Nominations for U.S. supreme Court vacancies have become so ritualized that it is easy to forget the political reality in which they are made.
Democratic President Barack Obama won the 2008 election in both the electoral college and the popular vote. His party expanded its margins in both houses of Congress. A first vacancy in the supreme court has occurred and President Obama has nominated Federal Appeals Court Sotomayor to replace retiring Justice Souter.
The reality is that the new president, with a large majority in the U.S. senate, can be confident that any nomination he would make (except one with egregious flaws) would be confirmed. Judge Sotomayor is a very experienced judge. Conservatives, of course, would not prefer her to take this seat, but conservatives are no longer in power in the national capital. Justice Souter, although appointed by President George H.W. Bush, turned out to be one of the most liberal members of the court. If anything, Judge Sotomayor is a more moderate judicial figure (I base this on her record), and conservatives should be relieved. Of course, what a new justice will do over time on highest court is not predictable at the outset of his or her term, but I think it is fair to say that the court will not be lurching to the left with this new member.

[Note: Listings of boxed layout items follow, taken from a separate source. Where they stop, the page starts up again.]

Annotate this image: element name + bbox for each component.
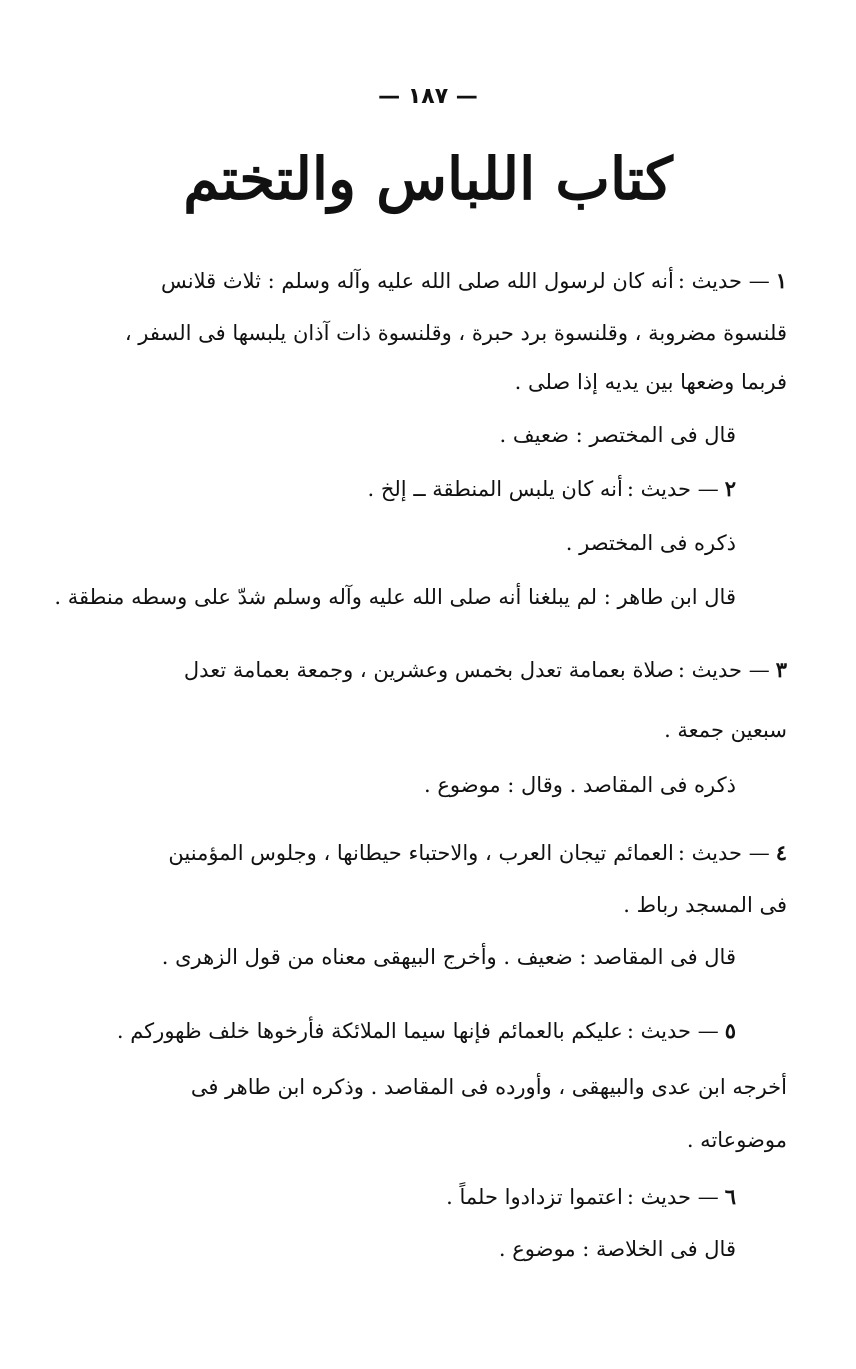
- hadith-1-text-1: أنه كان لرسول الله صلى الله عليه وآله وسلم : ثلاث قلانس: [160, 269, 674, 293]
- hadith-5-number: ٥: [724, 1018, 736, 1043]
- hadith-5-label: — حديث :: [626, 1019, 719, 1043]
- hadith-2-number: ٢: [724, 476, 736, 501]
- hadith-3-line-1: [184, 655, 787, 685]
- hadith-1-note-1: قال فى المختصر : ضعيف .: [499, 423, 736, 447]
- hadith-2-note-2: قال ابن طاهر : لم يبلغنا أنه صلى الله عليه وآله وسلم شدّ على وسطه منطقة .: [54, 585, 736, 609]
- hadith-1-line-2: قلنسوة مضروبة ، وقلنسوة برد حبرة ، وقلنسوة ذات آذان يلبسها فى السفر ،: [124, 321, 787, 345]
- hadith-5-note-1: أخرجه ابن عدى والبيهقى ، وأورده فى المقاصد . وذكره ابن طاهر فى: [190, 1075, 787, 1099]
- hadith-1-line-1: [161, 266, 787, 296]
- hadith-5-note-2: موضوعاته .: [686, 1128, 787, 1152]
- hadith-3-text-1: صلاة بعمامة تعدل بخمس وعشرين ، وجمعة بعمامة تعدل: [183, 658, 674, 682]
- hadith-4-line-1: [168, 838, 787, 868]
- hadith-6-text-1: اعتموا تزدادوا حلماً .: [446, 1185, 623, 1209]
- hadith-3-number: ٣: [775, 657, 787, 682]
- hadith-6-line-1: [446, 1182, 736, 1212]
- hadith-6-label: — حديث :: [626, 1185, 719, 1209]
- chapter-title: كتاب اللباس والتختم: [183, 145, 673, 213]
- hadith-2-note-1: ذكره فى المختصر .: [565, 531, 736, 555]
- hadith-4-label: — حديث :: [677, 841, 770, 865]
- hadith-5-line-1: [117, 1016, 736, 1046]
- hadith-6-note-1: قال فى الخلاصة : موضوع .: [498, 1237, 736, 1261]
- page-number: — ١٨٧ —: [378, 84, 478, 109]
- hadith-1-line-3: فربما وضعها بين يديه إذا صلى .: [514, 370, 787, 394]
- hadith-1-number: ١: [775, 268, 787, 293]
- hadith-4-note-1: قال فى المقاصد : ضعيف . وأخرج البيهقى معناه من قول الزهرى .: [161, 945, 736, 969]
- hadith-2-label: — حديث :: [626, 477, 719, 501]
- hadith-2-line-1: [368, 474, 737, 504]
- hadith-5-text-1: عليكم بالعمائم فإنها سيما الملائكة فأرخوها خلف ظهوركم .: [116, 1019, 623, 1043]
- hadith-1-label: — حديث :: [677, 269, 770, 293]
- hadith-4-number: ٤: [775, 840, 787, 865]
- hadith-4-text-1: العمائم تيجان العرب ، والاحتباء حيطانها ، وجلوس المؤمنين: [168, 841, 674, 865]
- hadith-2-text-1: أنه كان يلبس المنطقة ــ إلخ .: [367, 477, 623, 501]
- hadith-3-line-2: سبعين جمعة .: [664, 718, 787, 742]
- hadith-4-line-2: فى المسجد رباط .: [623, 893, 787, 917]
- hadith-6-number: ٦: [724, 1184, 736, 1209]
- hadith-3-label: — حديث :: [677, 658, 770, 682]
- hadith-3-note-1: ذكره فى المقاصد . وقال : موضوع .: [423, 773, 736, 797]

Some conservatives are making much out of a particular statement Judge Sotomayor once made, and are critical of some of her past decisions on lower courts. It is reasonable for her to be questioned about these at her confirmation hearing, and for conservatives to use this hearing as an opportunity to educate the public once again about the two competing judicial philosophies that dominate American jurisprudence today. But no one should have any illusion, barring some unexpected disclosure, that this nomination can be defeated, or from either the conservative or liberal point of view, that it should be.